The conversation shifts through emotional terrain, encompassing shame, anger and hurt but also warmth. Lazić’s strength as a writer is his lightness of touch and the amount of humour the play contains. The love in the room is palpable, which makes the parents’ inability to accept their son all the more painful. The parents are not out-and-out bigots; though divorced, they maintain an amicable relationship. The play takes pains to show they are not slaves to convention, and yet they struggled to accept the fact their son for who he is. It is a barrier they cannot surmount.

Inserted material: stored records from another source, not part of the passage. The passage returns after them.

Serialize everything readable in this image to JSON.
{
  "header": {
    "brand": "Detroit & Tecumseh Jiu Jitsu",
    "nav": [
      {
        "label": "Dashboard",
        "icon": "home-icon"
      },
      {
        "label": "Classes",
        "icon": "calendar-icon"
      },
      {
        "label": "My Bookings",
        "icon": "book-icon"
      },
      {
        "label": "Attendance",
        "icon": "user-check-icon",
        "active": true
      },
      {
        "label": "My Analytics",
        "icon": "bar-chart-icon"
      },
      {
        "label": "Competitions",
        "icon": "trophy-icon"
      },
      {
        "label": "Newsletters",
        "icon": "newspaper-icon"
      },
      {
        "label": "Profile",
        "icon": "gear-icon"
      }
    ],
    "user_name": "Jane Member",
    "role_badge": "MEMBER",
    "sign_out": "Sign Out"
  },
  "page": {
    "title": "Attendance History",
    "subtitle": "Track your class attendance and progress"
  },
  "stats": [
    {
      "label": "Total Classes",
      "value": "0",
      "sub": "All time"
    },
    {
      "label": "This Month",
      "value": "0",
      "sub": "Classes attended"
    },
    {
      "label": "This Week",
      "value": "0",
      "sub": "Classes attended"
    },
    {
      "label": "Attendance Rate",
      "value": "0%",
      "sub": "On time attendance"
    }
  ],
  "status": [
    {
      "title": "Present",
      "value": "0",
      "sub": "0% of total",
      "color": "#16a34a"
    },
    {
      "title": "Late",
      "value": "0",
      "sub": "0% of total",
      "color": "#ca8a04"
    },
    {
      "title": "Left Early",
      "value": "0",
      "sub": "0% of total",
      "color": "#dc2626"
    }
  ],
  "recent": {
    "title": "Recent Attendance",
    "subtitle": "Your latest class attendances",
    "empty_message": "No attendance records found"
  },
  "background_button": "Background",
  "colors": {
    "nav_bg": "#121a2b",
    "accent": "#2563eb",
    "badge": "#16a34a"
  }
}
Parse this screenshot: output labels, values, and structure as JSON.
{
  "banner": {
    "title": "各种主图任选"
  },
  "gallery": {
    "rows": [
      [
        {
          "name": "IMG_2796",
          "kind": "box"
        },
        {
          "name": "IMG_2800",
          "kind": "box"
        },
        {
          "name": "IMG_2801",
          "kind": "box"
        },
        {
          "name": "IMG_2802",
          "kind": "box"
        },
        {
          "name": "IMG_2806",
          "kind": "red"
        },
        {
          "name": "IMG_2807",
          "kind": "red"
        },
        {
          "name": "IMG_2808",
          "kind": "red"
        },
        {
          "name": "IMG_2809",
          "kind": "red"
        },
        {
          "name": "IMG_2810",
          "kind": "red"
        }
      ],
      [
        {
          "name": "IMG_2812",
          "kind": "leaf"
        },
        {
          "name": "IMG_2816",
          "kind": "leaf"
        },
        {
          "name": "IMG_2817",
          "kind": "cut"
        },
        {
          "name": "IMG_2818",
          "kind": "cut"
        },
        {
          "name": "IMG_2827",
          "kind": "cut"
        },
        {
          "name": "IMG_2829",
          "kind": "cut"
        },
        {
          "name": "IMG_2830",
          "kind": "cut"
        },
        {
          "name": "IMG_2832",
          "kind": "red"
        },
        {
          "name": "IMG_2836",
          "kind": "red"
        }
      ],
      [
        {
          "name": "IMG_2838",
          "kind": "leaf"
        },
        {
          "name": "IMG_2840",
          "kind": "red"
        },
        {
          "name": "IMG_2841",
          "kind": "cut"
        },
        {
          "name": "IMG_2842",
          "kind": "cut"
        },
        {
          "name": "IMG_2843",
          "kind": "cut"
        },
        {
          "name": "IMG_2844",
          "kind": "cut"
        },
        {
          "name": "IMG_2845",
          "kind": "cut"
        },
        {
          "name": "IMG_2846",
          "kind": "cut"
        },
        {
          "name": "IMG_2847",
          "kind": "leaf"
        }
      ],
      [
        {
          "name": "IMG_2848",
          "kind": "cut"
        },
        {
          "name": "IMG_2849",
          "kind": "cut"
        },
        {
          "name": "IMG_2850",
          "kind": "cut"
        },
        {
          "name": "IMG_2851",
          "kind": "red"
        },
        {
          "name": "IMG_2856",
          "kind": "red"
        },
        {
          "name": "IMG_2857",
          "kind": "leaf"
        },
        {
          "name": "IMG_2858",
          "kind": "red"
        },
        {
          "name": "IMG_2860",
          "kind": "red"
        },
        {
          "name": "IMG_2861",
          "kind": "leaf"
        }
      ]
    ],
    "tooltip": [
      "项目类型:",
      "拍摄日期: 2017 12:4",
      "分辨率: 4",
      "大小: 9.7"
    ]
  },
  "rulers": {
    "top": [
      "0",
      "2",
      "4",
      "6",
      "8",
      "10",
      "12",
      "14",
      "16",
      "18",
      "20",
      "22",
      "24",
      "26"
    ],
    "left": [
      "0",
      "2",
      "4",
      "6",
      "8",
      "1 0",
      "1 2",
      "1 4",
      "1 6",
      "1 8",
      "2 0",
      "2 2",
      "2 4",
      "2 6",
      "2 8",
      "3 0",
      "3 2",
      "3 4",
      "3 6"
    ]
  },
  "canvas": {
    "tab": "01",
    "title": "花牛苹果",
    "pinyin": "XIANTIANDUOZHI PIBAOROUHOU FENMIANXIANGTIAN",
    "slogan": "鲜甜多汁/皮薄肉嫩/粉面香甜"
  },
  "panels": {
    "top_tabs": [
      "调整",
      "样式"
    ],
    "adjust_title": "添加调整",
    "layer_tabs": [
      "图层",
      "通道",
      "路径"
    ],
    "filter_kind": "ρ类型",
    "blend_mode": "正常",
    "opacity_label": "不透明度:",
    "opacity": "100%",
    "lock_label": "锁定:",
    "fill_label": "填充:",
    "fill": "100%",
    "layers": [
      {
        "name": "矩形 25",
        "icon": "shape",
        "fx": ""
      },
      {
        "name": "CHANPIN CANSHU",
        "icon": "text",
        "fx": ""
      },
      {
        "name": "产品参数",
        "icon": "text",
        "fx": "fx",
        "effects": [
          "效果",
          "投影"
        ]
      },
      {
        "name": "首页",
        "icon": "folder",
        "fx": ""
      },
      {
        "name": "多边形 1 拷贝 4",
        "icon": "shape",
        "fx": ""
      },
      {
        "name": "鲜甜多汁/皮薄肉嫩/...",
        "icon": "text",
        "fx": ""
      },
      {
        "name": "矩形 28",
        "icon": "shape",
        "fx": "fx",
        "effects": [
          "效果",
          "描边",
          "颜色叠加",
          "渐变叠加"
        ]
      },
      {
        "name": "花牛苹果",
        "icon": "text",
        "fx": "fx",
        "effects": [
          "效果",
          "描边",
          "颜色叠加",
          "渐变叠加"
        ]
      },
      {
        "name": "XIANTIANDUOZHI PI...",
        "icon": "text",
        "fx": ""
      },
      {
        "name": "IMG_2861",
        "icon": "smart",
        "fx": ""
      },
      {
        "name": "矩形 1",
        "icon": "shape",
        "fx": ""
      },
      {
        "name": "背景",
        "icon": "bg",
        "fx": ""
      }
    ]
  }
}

Our Son also a play about agency, control – both in dramatic and personal terms - and self-protection. In a low-key way, I was reminded of Ibsen’s A Doll’s House, when it dawns on the protagonist that in order to live and love freely, he needs to make a break from his parents, to shut the door on them, if only temporarily as it is evident that no matter what he says, his parents are simply not in a place where they are ready to accept him. There is a sense that the door may be reopened at some point, but not now, not yet.
While the play has the ring of the personal, an exercise in autofiction (you can read an interview with Lazić here), it struck me that the ‘our’ of the title extends far beyond this one apartment; this conversation is no doubt one that has been played out in rooms around the Balkans and beyond.
I actually ended up seeing Our Son twice, in different contexts. The first time was at last year’s Kosovo Theatre Showcase – Heartefact regularly tours work to Kosovo and Our Son became the first Serbian show to be staged in the city of Gjilan in 23 years. I saw it for a second time at Fast Forward in Dresden (which I wrote about at length last week), where Our Son was awarded the Youth Prize by a jury of young people from the city, who gave a touching speech about how the play spoke to them. Heartefact now has plans to tour the play in the suburbs and small towns of Serbia, where it can reach an audience beyond the larger cities.
Heartefact will mark its 15th anniversary in 2024. Nosov hopes there will come a point where, in respect of the work he produces, “context and politics do not matter. But we’re not there yet.”
This week in European theatre
Each week I do a small round-up of festivals, premieres and other exciting upcoming events. If you have recommendations for this section, please do let me know.
How Goes the World – The latest in NTGent’s Histoire(s) du Théâtre series of commissions, sees Tim Etchells, founder of Forced Entertainment, reflecting on his personal history of theatre in a show in which will feature four performers and a tangle of entrances, exits and memories. The show has its world premiere in Belgium on 16th November.
Andromaque – Following his productions of Britannicus at the Comédie-Française in 2016, and Iphigénie at the Ateliers Berthier in 2020, Stéphane Braunschweig directs Racine’s tragedy set in the aftermath of the Trojan war. It premieres at the Odéon-Théâtre de l'Europe in Paris, where he is director, on 16th November.
Desiré Central Station – The 2023 edition of the international theatre festival in the northern Serbian city of Subotica includes a number of performances by the festival’s artistic director Andraš Urban alongside a programme of leading artists and directors from the region including work by Haris Pašović - featuring renowned Serbian actor Mirjana Karanović in the role of Marlene Dietrich - Jernej Lorenci and the oft-nude MandićCirkus. The festival runs from 17th -26th November.